Asintió Alatriste. El resto de la gente estaba alojado en otros lugares discretos de la ciudad, con instrucciones para verse en un punto y hora determinados, dar novedades y recibir instrucciones. En lo que a su casera se refería, él ignoraba las razones por las que se había implicado en el golpe de mano, arriesgando cuanto arriesgaba. La linde entre dinero, lealtades y oscuros motivos personales era siempre difícil de establecer, sobre todo en la tornadiza Italia. Saavedra Fajardo la había descrito como probada en otras ocasiones con servicios a la causa del rey católico. Bien situada, hecha al trato de clientes de calidad y relacionada con miembros destacados de la sociedad veneciana, de la que dominaba no pocos secretos, donna Livia era una buena fuente de información y una eficaz cómplice en la conjura.

– ¿Ha colazionado vuesiñoría?

– Sí. Gracias.

– Poco, me han deto.

Era cierto. Frugal como acostumbraba, Alatriste había tomado un vaso de vino y un trozo de pan antes de ir a la Aduana del mar, dejando intacto el resto del desayuno que le fue ofrecido por la criada jovencita. Ahora advirtió que la Tagliapiera lo observaba con curiosidad. Acostumbrada al trato y conversación de los hombres, era obvio que llevaba un par de días intentando situarlo en alguna categoría de éstos. No debía de parecerle común a la antigua meretriz que quienes se alojaban en su casa declinaran las ventajas disponibles: buenos manjares sobre manteles limpios y placeres carnales de pregonada fama.
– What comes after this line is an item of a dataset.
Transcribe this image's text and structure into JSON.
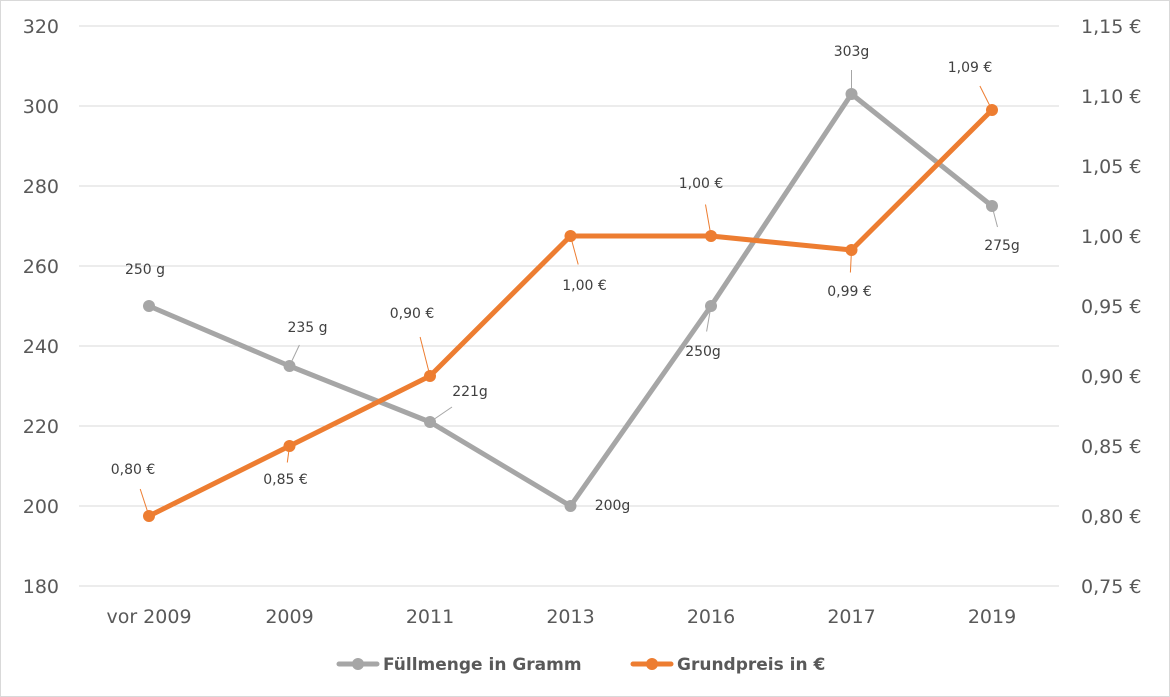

Sin embargo, aquel taciturno español no limitaba su frugalidad a los desayunos. La noche anterior, sin otra excusa que un movimiento negativo de cabeza y una sonrisa cortés bajo el mostacho, había rechazado los servicios de una mujer de linda cara y mejor talle que la patrona había enviado a su cuarto con el mensaje expreso, verbal, de que cuanto había debajo del camisón, el cordón de cuyo escote venía prometedoramente suelto, era gentil cortesía de la casa.

– Pecato. Me dicen que Gasparina no satisfizo a vuesiñoría. Forse vostro gosto…

Dejó la última palabra en el aire, dando a su interlocutor ocasión de expresar sus gustos, fueran cuales fueren. Alatriste, que seguía calentándose junto a la chimenea -el húmedo frío veneciano se resistía atrincherado en su ropa-, compuso una sonrisa idéntica a la de la noche anterior: cortés, un punto fatigada.

– Tengo la cabeza en otras cosas, señora. Aunque agradezco el detalle.

Decía la verdad. No era de quienes hacían ascos a una mujer hermosa, y la de la noche anterior entraba en esa categoría. Pero Venecia era peligrosa, y la tensión lo volvía desconfiado y cauto. Bajar allí la guardia, incluso entre unos muslos cálidos, disminuía las probabilidades de supervivencia para alguien obligado a dormir con un ojo abierto y la daga bajo la almohada. Él mismo había matado a un hombre en Madrid, tiempo atrás, sorprendiéndolo en la cama con una mujer: trabajo pagado según tarifa al uso, por encargo de un marido cornudo. Había sido absurdamente fácil entrar en la casa señalada, abrir la puerta de la alcoba, sorprender al infeliz desnudo en plena faena, y darle justo el tiempo de volverse y alargar la mano hacia la espada antes de clavarlo en el colchón de una estocada en el pecho, con la mujer chillando como si se la llevara el diablo.

– Quizá en otra ocasión -añadió.

Lo miró la cortesana con mucha fijeza. Un destello de rápida curiosidad. Después hizo una mueca fría, que sólo a la ligera podía tomarse por sonrisa.

– Purqué no -la boca, generosa, descubría dientes regulares y blancos-… Alora chercaremos a vuesiñoría cosa más contundente.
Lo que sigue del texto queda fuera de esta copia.